“The Last Stand” was the first X-Men movie to nearly kill the franchise, but it wouldn’t be the last. After a solid opening film and an even better “X2,” this third film came along and stomped on everything that made the X-Men movies great. Did you come to like familiar characters like Cyclops, Rogue, Nightcrawler, Mystique, or Professor X? Well, here they’re all either callously killed off, clumsily written out of the story, or they’ve straight-up vanished from the face of the earth, never to be mentioned again.
But the biggest issue with the movie is the way it tries to cram together two major storylines that didn’t fit. The whole mutant cure storyline could’ve been fascinating, but the movie never seemed interested in unpacking the implications of it too deeply. Meanwhile, the Dark Phoenix saga in the comics is famous for being a sprawling, slow-burn story, yet “The Last Stand” felt perfectly comfortable making it this film’s B-story. The fact that “The Last Stand” is also 30 minutes shorter than “X2” (for some reason) definitely didn’t help.

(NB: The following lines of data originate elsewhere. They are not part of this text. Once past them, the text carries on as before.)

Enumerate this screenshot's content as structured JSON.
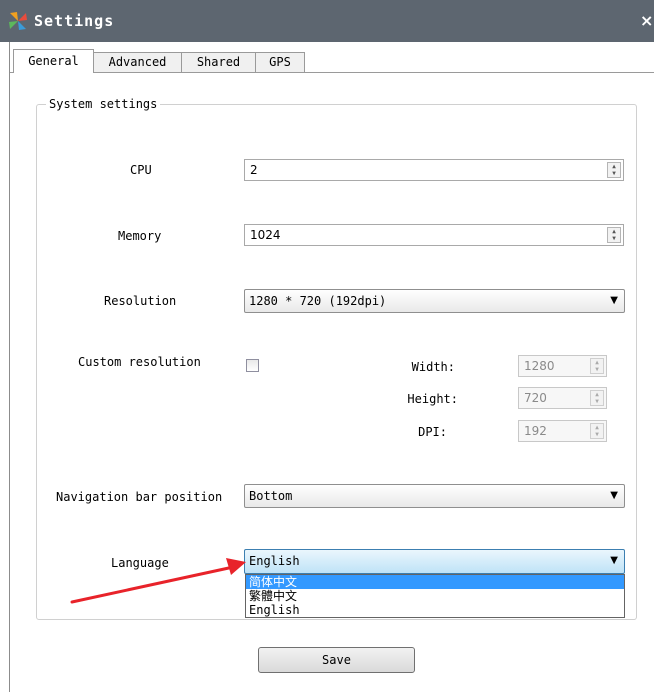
{
  "window": {
    "title": "Settings",
    "close_glyph": "×",
    "app_icon": "app-pinwheel-icon"
  },
  "tabs": [
    {
      "label": "General",
      "active": true
    },
    {
      "label": "Advanced",
      "active": false
    },
    {
      "label": "Shared",
      "active": false
    },
    {
      "label": "GPS",
      "active": false
    }
  ],
  "system_settings": {
    "legend": "System settings",
    "cpu": {
      "label": "CPU",
      "value": "2"
    },
    "memory": {
      "label": "Memory",
      "value": "1024"
    },
    "resolution": {
      "label": "Resolution",
      "value": "1280 * 720 (192dpi)"
    },
    "custom_resolution": {
      "label": "Custom resolution",
      "checked": false,
      "width": {
        "label": "Width:",
        "value": "1280"
      },
      "height": {
        "label": "Height:",
        "value": "720"
      },
      "dpi": {
        "label": "DPI:",
        "value": "192"
      }
    },
    "navigation_bar": {
      "label": "Navigation bar position",
      "value": "Bottom"
    },
    "language": {
      "label": "Language",
      "value": "English",
      "options": [
        "简体中文",
        "繁體中文",
        "English"
      ],
      "highlighted_option": "简体中文"
    }
  },
  "buttons": {
    "save": "Save"
  },
  "colors": {
    "titlebar": "#5d6670",
    "selection": "#3399ff",
    "annotation_arrow": "#e8232a"
  }
}
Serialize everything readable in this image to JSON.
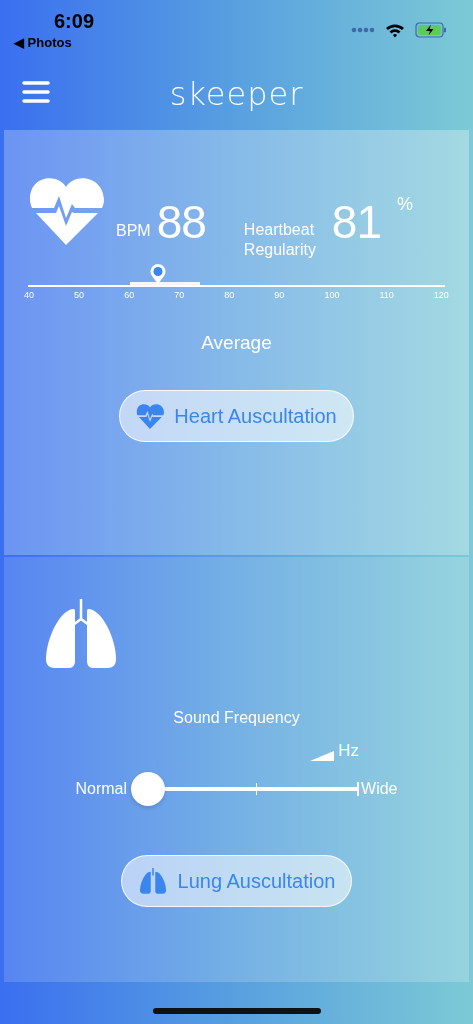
{
  "status_bar": {
    "time": "6:09",
    "back_link": "◀ Photos"
  },
  "header": {
    "logo": "skeeper"
  },
  "heart": {
    "bpm_label": "BPM",
    "bpm": "88",
    "regularity_label": "Heartbeat Regularity",
    "regularity": "81",
    "unit": "%",
    "scale": {
      "level": 0.3125,
      "ticks": [
        "40",
        "50",
        "60",
        "70",
        "80",
        "90",
        "100",
        "110",
        "120"
      ]
    },
    "caption": "Average",
    "button": "Heart Auscultation"
  },
  "lung": {
    "title": "Sound Frequency",
    "unit": "Hz",
    "slider": {
      "min_label": "Normal",
      "max_label": "Wide",
      "level": 0
    },
    "button": "Lung Auscultation"
  }
}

Most damning, perhaps, is the movie’s treatment of Jean Gray (Famke Janssen), who is given a bafflingly passive role in a movie that is supposedly about her. In the comics, her arc ends with her making the active choice to end her life for the greater good. The arc finishes with the famous quote, “Jean Grey could have lived to become a god. But it was more important to her that she die … a human.” In the movie, the choice is handed over to Logan, who kills her for her own good while telling her he loves her.